It is often observed in the tech community that the terms analysis and analytics were used interchangeably. Recent adoption of data science and predictive analytics by different sectors is creating buzz in the job markets with which more and more new job roles are emerging in data science around the globe. Ironically, even the job descriptions nowadays are misleading the aspirants by interchangeably using these two terms.
But, technically these two terms have different meanings and are used in distinct cases. In this short article, let us try to understand this jargon with simple examples.
What is Analysis?
Analysis is defined as the process of investigating why something has happened in the past.
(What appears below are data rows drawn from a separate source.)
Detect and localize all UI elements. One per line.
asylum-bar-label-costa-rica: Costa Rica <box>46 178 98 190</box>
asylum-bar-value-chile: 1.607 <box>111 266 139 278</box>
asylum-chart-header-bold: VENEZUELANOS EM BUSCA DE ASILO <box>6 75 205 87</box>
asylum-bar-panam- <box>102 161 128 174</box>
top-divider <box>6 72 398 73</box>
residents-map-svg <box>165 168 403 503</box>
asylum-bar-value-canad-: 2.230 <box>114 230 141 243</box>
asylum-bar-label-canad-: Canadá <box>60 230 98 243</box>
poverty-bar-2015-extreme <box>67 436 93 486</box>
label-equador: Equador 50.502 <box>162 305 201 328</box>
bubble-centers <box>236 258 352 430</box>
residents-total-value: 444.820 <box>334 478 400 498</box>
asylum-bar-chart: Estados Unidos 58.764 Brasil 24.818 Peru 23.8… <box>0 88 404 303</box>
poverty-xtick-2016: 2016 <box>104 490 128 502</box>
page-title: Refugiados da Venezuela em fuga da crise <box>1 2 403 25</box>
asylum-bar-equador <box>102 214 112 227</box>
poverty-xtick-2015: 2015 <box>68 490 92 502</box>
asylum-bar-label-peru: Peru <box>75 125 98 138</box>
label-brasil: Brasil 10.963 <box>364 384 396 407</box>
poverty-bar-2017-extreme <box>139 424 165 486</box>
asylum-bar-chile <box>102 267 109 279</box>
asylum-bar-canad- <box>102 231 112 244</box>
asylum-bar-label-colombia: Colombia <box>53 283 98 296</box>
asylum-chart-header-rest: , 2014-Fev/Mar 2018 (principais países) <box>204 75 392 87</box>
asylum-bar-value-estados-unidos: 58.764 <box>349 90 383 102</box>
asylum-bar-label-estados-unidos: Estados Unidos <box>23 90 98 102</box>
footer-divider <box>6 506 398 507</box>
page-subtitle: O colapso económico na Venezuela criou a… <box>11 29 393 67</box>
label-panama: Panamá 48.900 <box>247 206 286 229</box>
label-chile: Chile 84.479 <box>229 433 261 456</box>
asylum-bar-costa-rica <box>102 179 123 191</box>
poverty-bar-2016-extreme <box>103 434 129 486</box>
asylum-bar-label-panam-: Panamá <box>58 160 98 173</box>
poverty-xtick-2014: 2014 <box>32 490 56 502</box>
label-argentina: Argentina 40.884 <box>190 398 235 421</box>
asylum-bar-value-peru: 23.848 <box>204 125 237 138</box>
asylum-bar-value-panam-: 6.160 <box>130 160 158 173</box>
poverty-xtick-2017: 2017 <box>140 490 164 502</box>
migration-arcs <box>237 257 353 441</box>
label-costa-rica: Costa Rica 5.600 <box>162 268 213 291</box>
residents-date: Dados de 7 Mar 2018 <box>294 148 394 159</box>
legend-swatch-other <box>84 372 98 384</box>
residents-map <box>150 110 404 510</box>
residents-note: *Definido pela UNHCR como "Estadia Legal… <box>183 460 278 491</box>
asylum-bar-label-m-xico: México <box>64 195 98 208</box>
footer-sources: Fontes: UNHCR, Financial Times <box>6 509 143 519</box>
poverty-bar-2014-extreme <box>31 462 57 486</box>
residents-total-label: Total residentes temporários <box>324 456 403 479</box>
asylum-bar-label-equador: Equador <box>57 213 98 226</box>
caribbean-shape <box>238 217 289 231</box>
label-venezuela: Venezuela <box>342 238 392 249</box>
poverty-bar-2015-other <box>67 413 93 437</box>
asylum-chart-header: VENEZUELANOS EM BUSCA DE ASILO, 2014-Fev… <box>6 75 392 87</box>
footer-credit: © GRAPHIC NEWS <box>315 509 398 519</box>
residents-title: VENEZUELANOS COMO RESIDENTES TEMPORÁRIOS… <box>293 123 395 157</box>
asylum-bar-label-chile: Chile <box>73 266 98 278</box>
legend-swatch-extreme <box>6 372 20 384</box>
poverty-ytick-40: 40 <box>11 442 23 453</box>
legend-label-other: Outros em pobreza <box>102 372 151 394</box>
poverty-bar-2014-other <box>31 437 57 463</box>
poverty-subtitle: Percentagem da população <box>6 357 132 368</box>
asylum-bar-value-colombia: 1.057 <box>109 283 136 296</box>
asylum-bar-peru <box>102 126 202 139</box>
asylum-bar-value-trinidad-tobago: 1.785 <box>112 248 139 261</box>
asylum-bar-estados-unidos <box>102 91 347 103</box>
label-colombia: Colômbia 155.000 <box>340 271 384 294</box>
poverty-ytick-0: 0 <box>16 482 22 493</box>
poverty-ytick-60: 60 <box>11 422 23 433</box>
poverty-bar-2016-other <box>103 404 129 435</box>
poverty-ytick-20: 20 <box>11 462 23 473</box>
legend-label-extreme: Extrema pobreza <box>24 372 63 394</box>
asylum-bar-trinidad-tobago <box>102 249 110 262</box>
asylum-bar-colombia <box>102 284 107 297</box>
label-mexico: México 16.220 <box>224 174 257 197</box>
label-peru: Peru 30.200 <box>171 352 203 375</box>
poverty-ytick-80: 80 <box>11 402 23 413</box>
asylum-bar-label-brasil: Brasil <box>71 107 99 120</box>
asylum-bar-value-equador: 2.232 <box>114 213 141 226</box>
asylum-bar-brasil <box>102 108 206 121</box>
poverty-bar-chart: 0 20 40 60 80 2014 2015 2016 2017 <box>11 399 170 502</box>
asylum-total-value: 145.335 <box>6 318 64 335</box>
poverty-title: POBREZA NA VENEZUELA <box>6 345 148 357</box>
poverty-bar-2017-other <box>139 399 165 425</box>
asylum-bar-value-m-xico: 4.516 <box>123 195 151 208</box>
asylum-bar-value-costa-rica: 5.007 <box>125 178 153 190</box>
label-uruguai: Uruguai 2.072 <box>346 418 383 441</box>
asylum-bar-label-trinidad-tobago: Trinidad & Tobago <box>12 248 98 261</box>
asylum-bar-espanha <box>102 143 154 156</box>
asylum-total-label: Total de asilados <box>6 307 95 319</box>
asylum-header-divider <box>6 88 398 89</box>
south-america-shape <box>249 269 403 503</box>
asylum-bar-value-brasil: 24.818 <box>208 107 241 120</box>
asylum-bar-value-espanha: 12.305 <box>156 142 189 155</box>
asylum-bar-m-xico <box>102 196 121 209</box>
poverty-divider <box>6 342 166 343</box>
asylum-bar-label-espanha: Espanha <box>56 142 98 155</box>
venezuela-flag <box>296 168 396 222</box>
Usually in businesses, If we want to understand the underlying business performance of a company, we’d be analyzing the variance of a financial item such as revenue, budget, sales etc.. And the way we do these assessments is by using data we have gathered about our performance so far.
The distinct thing about analysis is that we to interpret events that have already happened in the past. Essentially, when you are doing analysis, you look backward in order to understand how your company has performed against the expectations of your stakeholders.
- Explaining how and why there was a low customer satisfaction for our recent product.
- Why are some of the sales reps performing low?
- Why has there been a decline in the active users on the platform last quarter etc
What is Analytics?
A typical analyst’s work involves converting the stakeholder’s expectations into meaningful numbers that consolidate with the long range plan and goals of the organization. In order to forecast or predict these numbers to put in place, we use analytics. Simply, analytics involves predicting the future values or performance of an organization by accessing the present situation of the firm.
Analytics is essentially the application of logical and computational reasoning to the component parts obtained during analysis. And, in doing this, you are looking for patterns and key trends in the data and exploring what you could do with them in the future.
To put that straight, analytics helps the top management or stakeholders of the company to access their future goals and develop strategies accordingly to meet them.
- Predicting the stock price of a company
- Estimating the customer churn for the next month.
- Estimating the number of new customers on our OTT platform.
To conclude, the terms analysis and analytics serve different purposes. Analysis explains about why or how something has happened in the past whereas Analytics deals with predicting how something is going to change or impact the organization. Although, both deal working with data and addressing the needs of the stakeholders, the type of data and tools used in both the processes vary.